Best known among their brethren are the likes of squash, cucumber, melon, gourd and courgette but there are a few oddities among the family that are well worth growing too. The bulk of the 900 plus cucurbits species originate in the Americas where they have been in domestic cultivation for over 8,000 years.
Less known are the European, Asian and African family members. We even have one naturalized in the UK! But sadly, it’s the inedible better known as White Bryony. However, the African and Asian species are valuable crops which can, with the right care, provide dividends right here in Blighty. I’ve grown both the plants I’m recommending in Central London and North Norfolk. And in both places, I got them to crop.
First up is Luffa aegyptiaca. Sounds familiar, right? Well, despite a common misconception luffa is not the remnants of an aquatic creature from the deep, but in fact a dried ‘cucumber’! That’s right, those cylindrical scratching posts hanging in our showers are simply the dried innards of a Cucurbitaceae fruit.
The plant responsible for these likely originates between Asia and the Middle East and has been used to scrub backs since pre-Roman times. It’s easy to grow, can be eaten when young and will save you a fortune on next year’s stocking fillers.
Africa’s native edible plants are limited compared to many parts of the world, but the continent has provided two much loved species: coffee and watermelon. While you’ll never successfully crop coffee without a greenhouse in the UK, it is possible to grow watermelons.
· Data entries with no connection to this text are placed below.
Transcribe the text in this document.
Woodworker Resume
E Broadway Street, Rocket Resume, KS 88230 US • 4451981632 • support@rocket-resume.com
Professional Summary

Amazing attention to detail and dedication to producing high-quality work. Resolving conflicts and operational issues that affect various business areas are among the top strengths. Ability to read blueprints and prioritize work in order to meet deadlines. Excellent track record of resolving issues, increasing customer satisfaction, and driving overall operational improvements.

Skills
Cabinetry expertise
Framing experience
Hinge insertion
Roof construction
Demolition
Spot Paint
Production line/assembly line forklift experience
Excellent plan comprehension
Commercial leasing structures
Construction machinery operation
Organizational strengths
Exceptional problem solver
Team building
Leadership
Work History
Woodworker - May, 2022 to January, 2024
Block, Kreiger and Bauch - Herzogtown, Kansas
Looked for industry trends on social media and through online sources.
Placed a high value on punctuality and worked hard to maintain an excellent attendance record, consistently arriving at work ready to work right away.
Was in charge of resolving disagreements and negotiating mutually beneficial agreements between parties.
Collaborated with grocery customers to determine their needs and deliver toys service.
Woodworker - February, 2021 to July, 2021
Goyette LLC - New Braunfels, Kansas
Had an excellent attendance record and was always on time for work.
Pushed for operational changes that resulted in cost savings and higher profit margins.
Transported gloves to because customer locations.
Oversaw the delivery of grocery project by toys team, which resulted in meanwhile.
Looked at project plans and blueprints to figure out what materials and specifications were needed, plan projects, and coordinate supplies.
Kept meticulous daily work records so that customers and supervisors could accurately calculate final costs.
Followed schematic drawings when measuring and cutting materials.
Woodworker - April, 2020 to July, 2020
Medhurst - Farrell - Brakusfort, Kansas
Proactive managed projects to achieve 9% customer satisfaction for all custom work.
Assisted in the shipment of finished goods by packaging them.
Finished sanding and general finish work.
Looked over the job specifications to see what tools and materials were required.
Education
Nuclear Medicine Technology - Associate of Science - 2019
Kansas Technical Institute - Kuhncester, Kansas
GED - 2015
They are of course a hugely popular summer snack, though I’ve not eaten one since 1992 following an unfortunate food poising incident at a Mormon line dancing disco in Jackson Hole, Wyoming. But that’s a tale for another time.
When I first attempted growing watermelon in London the inevitable glass-half-empty types told me it would never work. So, I was thrilled when it did. I confess that the first fruit only made it to pineapple size before a bored squirrel severed its lifeline (stem) in the night. The next two fruits were a little larger and a suitable wow-factor for a summer party.
How To Grow Luffa Aegyptiaca
Luffa is about as easy to grow as courgettes, it’s the frying and preserving which can be trickier. Start the seeds under glass in early April with a view to planting outdoors in late May. The last time I grew them I constructed a 3, high frame with heavy steel mesh on it and the three plants I grew consumed every inch of it. Plant the luffas into a well manure soil and keep the watering up during establishment. The fruits can be eaten young when gherkin size, but I confess I’ve only ever grown them to make back scrubbers. By late August or early September, they’ll be ready to harvest, but the longer you can leave them on the plant and their skin shrivels they are naturally drying, so let them do this as long as possible before you harvest. Once you’ve picked them, strip off the flesh and wash them through to remove pulp and seeds. With this material removed the luffas can simply be left in the sun to dry, ready for their new lives in your friends’ and families’ bathrooms!
How To Grow Watermelon
Watermelons need heat, lots of it, and blazing sunshine so choose an open site that’s a read heat trap or even better a polytunnel, cold frame or glasshouse. They need starting earlier than other cucurbits such as courgettes so aim to sow them mid-March into 9 cm pots of seed compost, three to four weeks later they are ready to be transferred to an under cover growing spot which ideally needs to remain at least 10 degree. Prepare the ground with a deep dig in of well-rotted manure and garden compost watermelons are hungry plants! They’ll not go crazy for a while but as soon as the late spring heat kicks in, so will they. Keep the nutrients going with weekly organic liquid feed and ensure they are well watered. Once the fruits reach grapefruit size-reduce watering. This helps increase the sweetness of the watermelon. And watch out for those squirrels.